Still, while the President is right about citizens’ participation in the process of building and sustenance of peace, it must be recognised that, in real terms, the federal government is the primary stakeholder for cooperation and the main contributor to a more peaceful Nigeria.
Essentially, the government should realise that peace is a process, not an end in itself. So many things go into the process of peace among which is the management of resources. Grievances and they are many in Nigeria, around access to resources are some of the primary contributors to violent conflicts in the country.
A fair, effective and efficient allocation of resources, therefore, is an important entry point for sustainable peace. However, the allocation of resources is not necessarily improved or guaranteed by putting the decision-making power in the hands of people. Therefore, mechanisms that consider citizens’ participation in the allocation of resources need to be promoted.
Inclusive citizens’ participation can also help amplify the voices of the marginalised. A second important source of conflict and a general challenge to sustainable peace and development is the exclusion of social groups based on a number of characteristics including gender, ethnicity, economic status, age and disability.
Having an intersectional perspective when employing mechanisms of citizens’ participation is important as it strengthens the voices of the marginalised and leads to better identification and understanding of their needs.
Violent conflicts have an impact on local contexts. Irrespective of the national nature of underlying factors and the dynamics surrounding conflict or violence, national conflicts affect the livelihoods of people in local communities.

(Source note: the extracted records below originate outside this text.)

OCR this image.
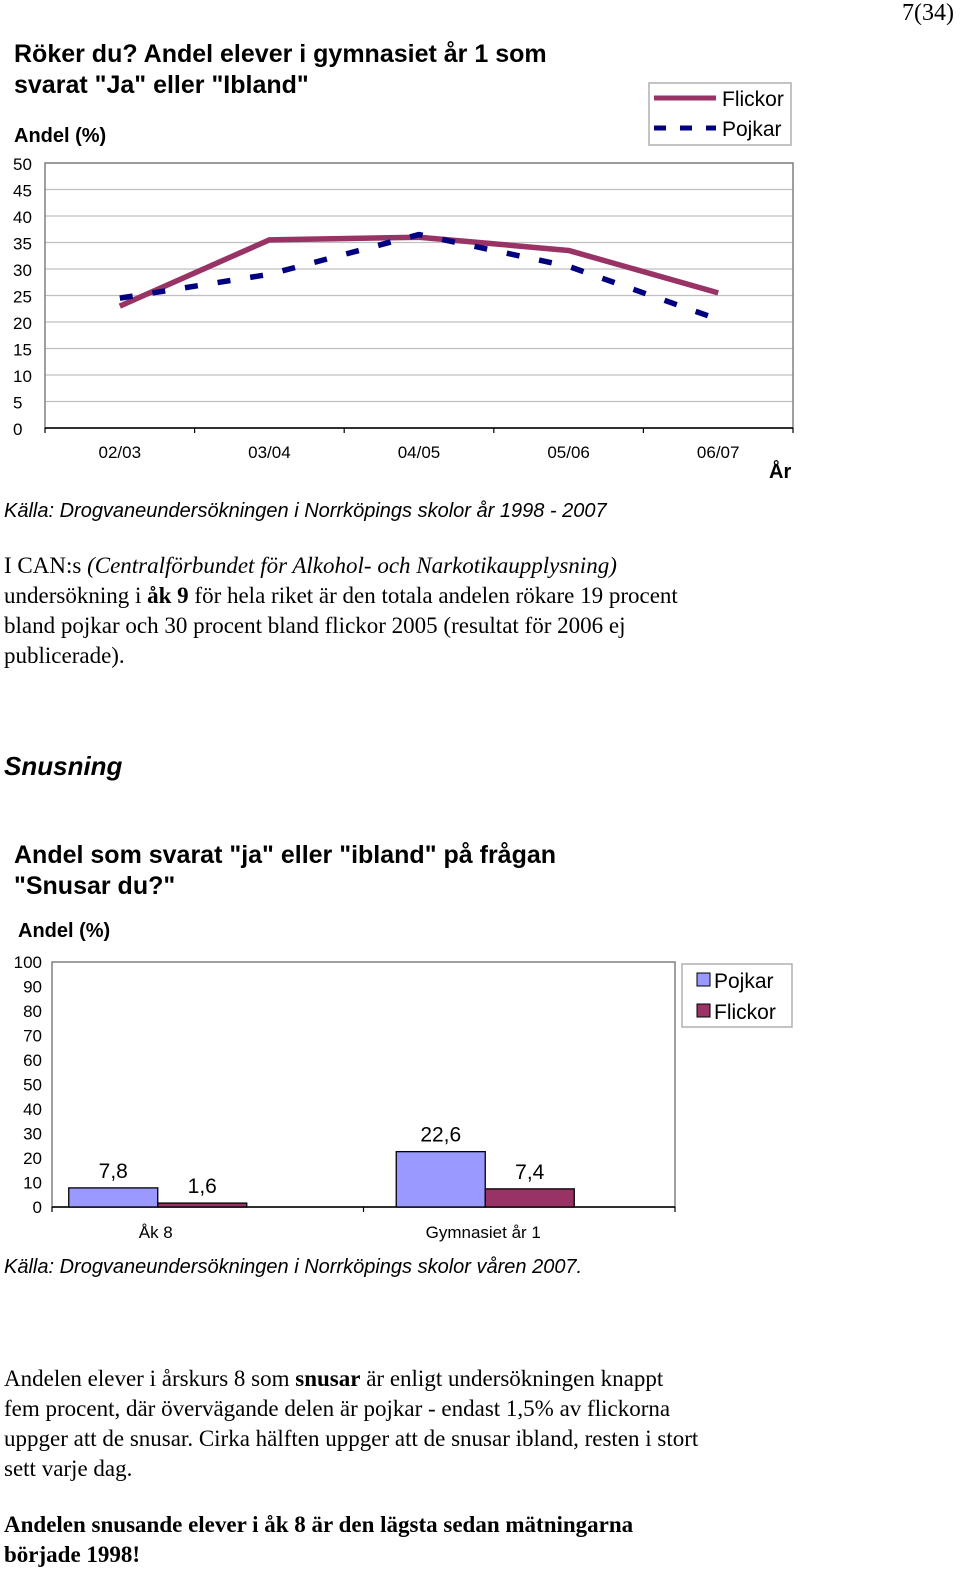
7(34)
Röker du? Andel elever i gymnasiet år 1 som
svarat "Ja" eller "Ibland"
Andel (%)
0
5
10
15
20
25
30
35
40
45
50
02/03	03/04	04/05	05/06	06/07
År
Flickor
Pojkar
Källa: Drogvaneundersökningen i Norrköpings skolor år 1998 - 2007
I CAN:s (Centralförbundet för Alkohol- och Narkotikaupplysning)
undersökning i åk 9 för hela riket är den totala andelen rökare 19 procent
bland pojkar och 30 procent bland flickor 2005 (resultat för 2006 ej
publicerade).
Snusning
Andel som svarat "ja" eller "ibland" på frågan
"Snusar du?"
Andel (%)
0
10
20
30
40
50
60
70
80
90
100
Åk 8	Gymnasiet år 1
7,8
1,6
22,6
7,4
Pojkar
Flickor
Källa: Drogvaneundersökningen i Norrköpings skolor våren 2007.
Andelen elever i årskurs 8 som snusar är enligt undersökningen knappt
fem procent, där övervägande delen är pojkar - endast 1,5% av flickorna
uppger att de snusar. Cirka hälften uppger att de snusar ibland, resten i stort
sett varje dag.
Andelen snusande elever i åk 8 är den lägsta sedan mätningarna
började 1998!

Solutions to these conflicts need to be based, therefore, on the perspectives of those affected. Local governance, as the closest level of governance to the people, offers a space for discussion and it is well suited to gather these perspectives and encourage citizen participation in the process of peace.
In improving peoples’ efforts for sustaining peace, it is important that our leaders focus on mechanisms that ensure strong participation from citizens in local governance.
A more expansive concept of government as the primary provider of peace lies in the fact that the government needs to cushion the inability of citizens to provide for themselves, particularly in the vulnerable conditions of youth, old age, sickness, disability and unemployment due to economic forces beyond their control.
The government must provide infrastructure other necessities for citizens to enable them to flourish socially and economically as doing so equates provision of social security that enables citizens to create their own economic security which, in turn, leads to general peace in society.
Of course, the use of physical force is essential in the process of engendering peace and, therefore, it is heart-warming to hear Buhari say that his administration has put in place measures to adequately support the Armed Forces of Nigeria and other security agencies in terms of provision of modern equipment, boosting the strength of their manpower and financing their operations in Nigeria and international assignments.